The Community Reinvestment Act needs little introduction to this readership—it encourages depository institutions to meet the credit needs of low- and moderate-income neighborhoods. Federal regulators assess and score how well banks fulfill their CRA obligations, and the score is then used to evaluate applications for future approval of bank mergers, charters, acquisitions, branch openings, and deposit facilities.
Of course, due to the ongoing pandemic, small businesses are struggling. But while large corporations and online businesses have largely weathered various restrictions, small businesses continue to face challenges as we brace for what experts are calling a third wave of infections.
According to a U.S. Census Bureau Small Business Pulse Survey, 79% of small businesses have felt a moderate-to-large negative impact from the pandemic, and we’re unlikely to see another round of PPP before the year's end as a divided government is stuck in a stalemate. And for minority business owners, financial inequities have grown wider as the virus persists.
Community banks are nervous, too, as these factors generally make small business loans riskier. Many chose to only lend through the Paycheck Protection Program (PPP), considered a slam dunk as most loans would be forgiven—and the money came from the government and not the bank coffers.

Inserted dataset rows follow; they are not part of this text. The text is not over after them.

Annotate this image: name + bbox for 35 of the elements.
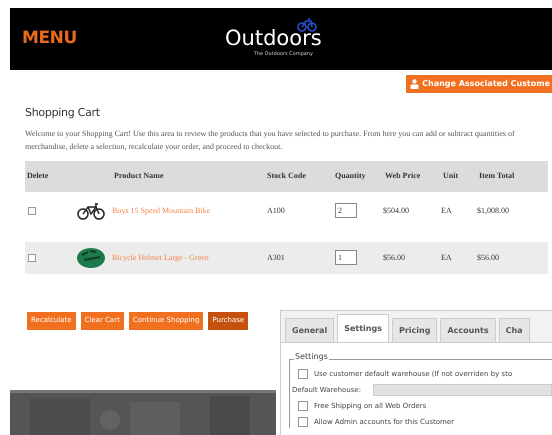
column-header: Web Price xyxy=(384,170,420,182)
dialog-tab[interactable]: General xyxy=(285,318,334,342)
table-cell-text: A100 xyxy=(266,204,285,216)
delete-checkbox[interactable] xyxy=(28,254,36,262)
dialog-tab[interactable]: Settings xyxy=(337,314,389,342)
dialog-tab[interactable]: Pricing xyxy=(392,318,438,342)
page-title: Shopping Cart xyxy=(25,105,101,121)
table-cell: EA xyxy=(441,252,452,264)
table-cell: $1,008.00 xyxy=(477,204,509,216)
delete-checkbox[interactable] xyxy=(28,206,36,214)
dialog-tab[interactable]: Accounts xyxy=(440,318,496,342)
table-cell: EA xyxy=(441,204,452,216)
column-header: Unit xyxy=(442,170,458,182)
column-header: Item Total xyxy=(478,170,514,182)
logo-text: Outdoors xyxy=(225,28,322,49)
checkbox[interactable] xyxy=(298,417,308,427)
column-header: Delete xyxy=(26,170,48,182)
table-cell: $56.00 xyxy=(383,252,405,264)
user-icon xyxy=(410,79,420,89)
menu-link[interactable]: MENU xyxy=(22,26,77,52)
table-cell-text: A301 xyxy=(266,252,285,264)
column-header: Quantity xyxy=(334,170,366,182)
checkbox[interactable] xyxy=(298,369,308,379)
bicycle-icon xyxy=(76,202,106,220)
table-cell: $504.00 xyxy=(383,204,409,216)
column-header: Stock Code xyxy=(266,170,306,182)
column-header: Product Name xyxy=(113,170,164,182)
dialog-tab[interactable]: Cha xyxy=(498,318,530,342)
cart-intro: Welcome to your Shopping Cart! Use this area to review the products that you have selected to purchase. From here you can add or subtract quantities of merchandise, delete a selection, recalculate your order, and proceed to checkout. xyxy=(25,128,516,152)
table-cell: $56.00 xyxy=(477,252,499,264)
group-title: Settings xyxy=(294,353,329,361)
quantity-field[interactable]: 2 xyxy=(335,203,357,218)
helmet-icon xyxy=(76,246,106,268)
checkbox[interactable] xyxy=(298,401,308,411)
quantity-field[interactable]: 1 xyxy=(335,250,357,265)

It’s an understandable mindset—but banks can do more to support their local small businesses and communities in today’s climate. If financial institutions limit their community investment to terms laid out in the Community Reinvestment Act (CRA) or allocated through the CARES Act (of which PPP is part) it will hurt both the banks and their communities. After all, when small businesses collapse, that negatively impacts local banks in the long run.
CRA is the minimum
Banks should view the standards established in the CRA as minimal engagement, rather than the ultimate goal. The structural inequality that prompted the passage of the Community Reinvestment Act in 1977 still exists today, but on a heightened scale in the COVID era. Especially following the recent changes to the CRA that watered-down many of the provisions designed to protect minority communities, the decades-old legislation is not enough to keep the communities surrounding local banks thriving in this climate.
Additional help came through the CARES Act, but while the Paycheck Protection Program was designed to protect businesses and their employees, many owners found the process to be slow and opaque. The disappointment is felt most acutely within black communities, where 23% of business owners who did not receive PPP loans said their applications were denied without explanation, compared to just 9% of white business owners.
Record-breaking days on Wall Street can lull us into a false sense of security — The Dow recently hit 30,000 for the first time after all. But small businesses on Main Street are still suffering. That’s where community banks come in. The federal government has tried to make it easier for banks, but administering PPP and EIDL loans is not enough. Continuing to keep capital flowing should not be viewed as an altruistic endeavor, but rather as a strategic one. It’s a win-win approach to community and brand-building. Working with small businesses and adapting loan processes to better support the community through the pandemic benefits banks, too.
Smarter and more adaptable businesses present greater investment opportunities
The pandemic has forced businesses to make fundamental shifts in how they operate and to push innovation for the sake of survival. But these new strategies also position businesses better for future success and present attractive lending opportunities for banks.
Digital communications strategies are accelerating by six years according to cloud communications platform Twilio. Companies formerly tied to physical office spaces have grown their remote working capabilities, therefore removing barriers like a limited local talent base that could inhibit future growth. And updated health and safety protocols are protecting companies from potentially harmful mistakes and dangerous oversight in the future. Businesses may come out of COVID-19 stronger than they entered it, but only if they survive today.
Community investment boosts the bank’s reputation
Banks emerged from the 2008-2009 recession with their reputations damaged. Community banks fared better than their large corporate counterparts who received billions of dollars in bailout funds, but few financial institutions escaped without some damage to their brand.
This damage is happening again—within days of the PPP loan application period opening in the spring, customer loyalties started to shift. Desperate for help, businesses were quick to abandon their existing bank if its process seemed to slow their access to the depleting funds.
The clunky PPP process established responsive and efficient small banks as the champions for small businesses. Now—it’s time to take that reputation and build on it.
Customer service is more important than ever before as business owners continue navigating unprecedented challenges. With the right small business lending tools like automation, application scoring, and digital payments to streamline administrative functions, banks can prioritize their one-on-one conversations and deliver more personalized service to their customers.
Consumer preferences are pushing the objectives of the CRA into a new era, one in which brands are increasingly rewarded for their alignment with social justice initiatives. This summer, Netflix moved $100 million of its assets to banks it deemed supportive of Black communities, and individuals are following suit.
Community investment is more than just the right thing to do as myriad forces shine a spotlight on persistent inequity. It’s that, of course, but it’s also in a community bank’s best interest to cement themselves as a pillar of the community and as a neighbor living the motto, “We’re all in this together.”